Montecito Water District executive Tom Mosby has been forced to seek refuge from the ongoing drought in grim humor. “If it rains this winter, we won’t have any water sales,” he observed. “If it doesn’t rain, we won’t have any water to sell.” In the meantime, Montecito’s notoriously profligate water customers dramatically reduced their usage this July, compared to the previous year, by 48 percent. Although final numbers are not in, it appears they’ve done the same for August. The target had been to cut back by 30 percent. There has been some resistance, however, and Mosby said three customers have been hit with fines of $25,000 for using more than their rationed allotment. The district has imposed $1.9 million in penalties since adopting its rationing program. In addition, many have gotten so far behind on their payments that they risk imminent cutoff.

According to freelance reporter Melinda Burns, 50 customers face cutoff by the end of this week if payments aren’t made. That’s the most ever. Other customers with a history of water-consumption issues, like Oprah Winfrey, have reined back use to within their rationing allotments. But Winfrey, like many others with large acreage, has trucked in water to keep some plants alive. Mosby can only speculate where the trucked water comes from ​— ​private wells from Carpinteria or Goleta ​— ​commenting, “That’s something we absolutely don’t support.” The back roads of Carpinteria, in particular Cravens Lane, are packed with water trucks hauling H2O pumped from wells north of Foothill.

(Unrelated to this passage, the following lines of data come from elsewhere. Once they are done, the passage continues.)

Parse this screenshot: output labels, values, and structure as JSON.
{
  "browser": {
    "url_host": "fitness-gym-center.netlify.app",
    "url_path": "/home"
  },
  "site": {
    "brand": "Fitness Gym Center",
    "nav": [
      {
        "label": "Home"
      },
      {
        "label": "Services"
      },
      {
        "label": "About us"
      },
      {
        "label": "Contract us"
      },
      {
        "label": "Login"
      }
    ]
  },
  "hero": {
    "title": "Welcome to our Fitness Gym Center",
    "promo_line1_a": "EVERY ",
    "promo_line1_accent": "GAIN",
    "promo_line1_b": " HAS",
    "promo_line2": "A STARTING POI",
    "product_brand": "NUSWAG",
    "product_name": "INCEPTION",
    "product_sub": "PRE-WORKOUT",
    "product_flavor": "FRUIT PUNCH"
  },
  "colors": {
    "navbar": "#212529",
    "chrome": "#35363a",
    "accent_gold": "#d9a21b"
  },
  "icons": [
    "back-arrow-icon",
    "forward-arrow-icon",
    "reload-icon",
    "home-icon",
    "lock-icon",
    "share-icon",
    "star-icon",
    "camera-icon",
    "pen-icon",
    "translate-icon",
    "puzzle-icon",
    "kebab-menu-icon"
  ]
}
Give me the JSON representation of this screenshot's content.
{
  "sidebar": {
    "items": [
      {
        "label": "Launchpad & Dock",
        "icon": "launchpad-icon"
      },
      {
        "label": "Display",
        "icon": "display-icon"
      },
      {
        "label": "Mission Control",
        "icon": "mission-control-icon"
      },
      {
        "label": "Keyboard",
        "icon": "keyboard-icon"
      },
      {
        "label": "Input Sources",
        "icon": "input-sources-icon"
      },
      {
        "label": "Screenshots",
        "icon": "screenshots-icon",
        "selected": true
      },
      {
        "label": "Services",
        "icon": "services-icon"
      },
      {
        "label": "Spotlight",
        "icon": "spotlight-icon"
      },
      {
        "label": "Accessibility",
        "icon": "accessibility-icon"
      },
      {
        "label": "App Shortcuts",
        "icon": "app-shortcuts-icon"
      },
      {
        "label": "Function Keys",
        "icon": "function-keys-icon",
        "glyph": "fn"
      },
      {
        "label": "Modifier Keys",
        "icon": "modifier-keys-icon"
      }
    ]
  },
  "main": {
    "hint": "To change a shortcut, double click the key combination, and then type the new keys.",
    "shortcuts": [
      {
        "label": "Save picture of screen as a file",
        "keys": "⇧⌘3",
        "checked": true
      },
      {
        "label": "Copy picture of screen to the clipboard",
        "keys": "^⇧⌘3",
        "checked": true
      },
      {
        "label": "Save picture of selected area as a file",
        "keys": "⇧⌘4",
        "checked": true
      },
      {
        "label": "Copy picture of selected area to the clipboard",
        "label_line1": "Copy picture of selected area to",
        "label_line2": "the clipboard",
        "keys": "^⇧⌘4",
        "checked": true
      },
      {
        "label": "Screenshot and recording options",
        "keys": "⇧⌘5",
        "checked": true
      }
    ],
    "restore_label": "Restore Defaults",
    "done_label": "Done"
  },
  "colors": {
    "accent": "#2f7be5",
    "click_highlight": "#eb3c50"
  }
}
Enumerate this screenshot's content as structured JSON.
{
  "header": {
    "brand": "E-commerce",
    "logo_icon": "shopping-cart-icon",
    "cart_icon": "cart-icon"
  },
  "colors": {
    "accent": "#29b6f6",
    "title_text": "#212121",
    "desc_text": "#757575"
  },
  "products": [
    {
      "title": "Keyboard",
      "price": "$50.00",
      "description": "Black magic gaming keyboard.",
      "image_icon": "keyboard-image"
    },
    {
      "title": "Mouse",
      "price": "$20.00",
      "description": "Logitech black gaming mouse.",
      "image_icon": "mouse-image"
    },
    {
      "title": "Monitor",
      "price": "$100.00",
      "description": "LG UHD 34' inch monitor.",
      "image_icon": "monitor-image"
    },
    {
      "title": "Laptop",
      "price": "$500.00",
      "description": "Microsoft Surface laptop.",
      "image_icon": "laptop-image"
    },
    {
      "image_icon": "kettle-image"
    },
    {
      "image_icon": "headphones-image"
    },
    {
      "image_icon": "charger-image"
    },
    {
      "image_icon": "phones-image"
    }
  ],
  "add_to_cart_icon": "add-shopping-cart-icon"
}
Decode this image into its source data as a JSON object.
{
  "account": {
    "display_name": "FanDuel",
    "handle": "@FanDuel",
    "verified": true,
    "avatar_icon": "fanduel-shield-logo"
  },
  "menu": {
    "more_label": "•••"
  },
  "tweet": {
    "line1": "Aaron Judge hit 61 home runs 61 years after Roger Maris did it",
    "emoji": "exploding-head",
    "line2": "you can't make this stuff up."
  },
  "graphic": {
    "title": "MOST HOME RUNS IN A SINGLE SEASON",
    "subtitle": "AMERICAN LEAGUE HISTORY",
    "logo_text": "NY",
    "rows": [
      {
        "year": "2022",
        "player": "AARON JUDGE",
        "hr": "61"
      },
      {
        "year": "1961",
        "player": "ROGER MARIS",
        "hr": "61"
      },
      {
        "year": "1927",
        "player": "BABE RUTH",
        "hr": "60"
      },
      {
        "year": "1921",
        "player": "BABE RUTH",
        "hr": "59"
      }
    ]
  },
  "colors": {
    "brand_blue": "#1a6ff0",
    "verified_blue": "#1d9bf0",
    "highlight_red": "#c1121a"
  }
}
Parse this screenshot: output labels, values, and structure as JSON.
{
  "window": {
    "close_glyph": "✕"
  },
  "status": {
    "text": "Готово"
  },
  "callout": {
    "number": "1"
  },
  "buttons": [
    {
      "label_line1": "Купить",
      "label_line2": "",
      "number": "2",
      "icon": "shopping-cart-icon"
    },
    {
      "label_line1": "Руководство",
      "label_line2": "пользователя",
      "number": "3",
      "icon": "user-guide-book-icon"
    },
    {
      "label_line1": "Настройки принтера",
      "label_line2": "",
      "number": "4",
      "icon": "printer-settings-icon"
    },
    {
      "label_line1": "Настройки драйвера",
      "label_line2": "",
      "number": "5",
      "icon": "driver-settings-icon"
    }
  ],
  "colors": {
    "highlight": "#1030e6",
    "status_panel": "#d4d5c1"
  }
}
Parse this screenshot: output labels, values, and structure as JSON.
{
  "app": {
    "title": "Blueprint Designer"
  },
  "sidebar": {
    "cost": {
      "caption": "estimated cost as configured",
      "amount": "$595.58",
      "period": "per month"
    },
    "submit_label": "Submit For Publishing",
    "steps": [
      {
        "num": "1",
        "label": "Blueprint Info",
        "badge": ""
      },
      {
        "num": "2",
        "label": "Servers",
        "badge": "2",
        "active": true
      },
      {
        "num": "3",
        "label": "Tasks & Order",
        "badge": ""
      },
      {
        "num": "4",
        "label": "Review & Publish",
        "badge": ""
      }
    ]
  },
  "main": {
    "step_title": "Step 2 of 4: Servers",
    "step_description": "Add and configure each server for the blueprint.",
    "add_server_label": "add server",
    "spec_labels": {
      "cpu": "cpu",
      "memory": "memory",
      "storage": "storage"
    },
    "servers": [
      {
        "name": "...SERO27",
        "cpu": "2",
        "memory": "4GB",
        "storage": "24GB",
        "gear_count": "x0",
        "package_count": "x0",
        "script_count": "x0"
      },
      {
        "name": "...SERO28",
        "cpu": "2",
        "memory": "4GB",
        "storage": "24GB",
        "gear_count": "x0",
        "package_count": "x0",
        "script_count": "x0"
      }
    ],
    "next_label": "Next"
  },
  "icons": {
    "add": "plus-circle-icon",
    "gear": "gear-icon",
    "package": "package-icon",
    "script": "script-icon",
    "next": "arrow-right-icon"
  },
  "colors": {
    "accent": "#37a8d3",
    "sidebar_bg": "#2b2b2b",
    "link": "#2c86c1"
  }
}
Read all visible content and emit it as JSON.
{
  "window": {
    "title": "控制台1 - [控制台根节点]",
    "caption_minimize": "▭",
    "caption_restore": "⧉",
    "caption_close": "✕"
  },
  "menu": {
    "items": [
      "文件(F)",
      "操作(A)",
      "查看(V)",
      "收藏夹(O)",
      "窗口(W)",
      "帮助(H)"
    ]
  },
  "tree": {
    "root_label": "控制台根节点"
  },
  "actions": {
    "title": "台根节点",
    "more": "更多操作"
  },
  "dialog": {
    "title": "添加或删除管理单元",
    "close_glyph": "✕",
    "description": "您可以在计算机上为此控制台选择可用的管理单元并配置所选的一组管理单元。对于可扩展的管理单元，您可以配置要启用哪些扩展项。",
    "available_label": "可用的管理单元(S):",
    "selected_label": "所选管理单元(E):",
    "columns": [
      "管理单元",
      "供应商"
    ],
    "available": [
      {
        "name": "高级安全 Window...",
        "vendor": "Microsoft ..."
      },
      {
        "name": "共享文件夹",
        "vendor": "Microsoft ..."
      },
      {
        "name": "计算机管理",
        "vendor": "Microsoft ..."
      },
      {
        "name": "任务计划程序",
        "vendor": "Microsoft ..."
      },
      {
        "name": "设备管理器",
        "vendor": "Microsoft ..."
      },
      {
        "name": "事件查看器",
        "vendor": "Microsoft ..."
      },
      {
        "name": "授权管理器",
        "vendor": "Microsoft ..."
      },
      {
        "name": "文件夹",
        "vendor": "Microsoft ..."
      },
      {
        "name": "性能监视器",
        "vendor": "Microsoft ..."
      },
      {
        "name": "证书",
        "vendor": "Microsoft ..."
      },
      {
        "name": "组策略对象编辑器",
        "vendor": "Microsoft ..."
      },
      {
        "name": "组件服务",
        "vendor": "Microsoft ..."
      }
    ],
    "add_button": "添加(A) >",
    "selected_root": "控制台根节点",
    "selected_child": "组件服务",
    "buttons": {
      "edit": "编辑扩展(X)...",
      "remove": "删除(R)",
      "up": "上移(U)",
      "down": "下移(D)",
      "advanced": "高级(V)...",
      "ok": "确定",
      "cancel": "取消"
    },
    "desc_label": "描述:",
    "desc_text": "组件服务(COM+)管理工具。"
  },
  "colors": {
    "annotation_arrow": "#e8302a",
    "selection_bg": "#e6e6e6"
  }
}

Montecito is unique in the affluence of its ratepayers and the almost total lack of a groundwater basin into which to drill. As a result, sentiment is growing that the district pursue the development of a desalination plant. To that end, the district approved spending no more than $50,000 on a private consultant to get a road map of what’s possible where desalination is concerned. New plants are notoriously expensive and even more difficult to get permitted. Theoretically, it makes more sense for Montecito to hitch its wagon to Santa Barbara, but that poses bureaucratically dangerous risks of its own. Santa Barbara’s application to restart its desal plant is predicated upon the assumption that it would be used only as an emergency water supply. Mosby said the consultant should report back to the board sometime in October. In the meantime, he’s hoping state regulatory agencies realize it would be better for the South Coast to have one desal plant ​— ​not two ​— ​and respond with the appropriate flexibility.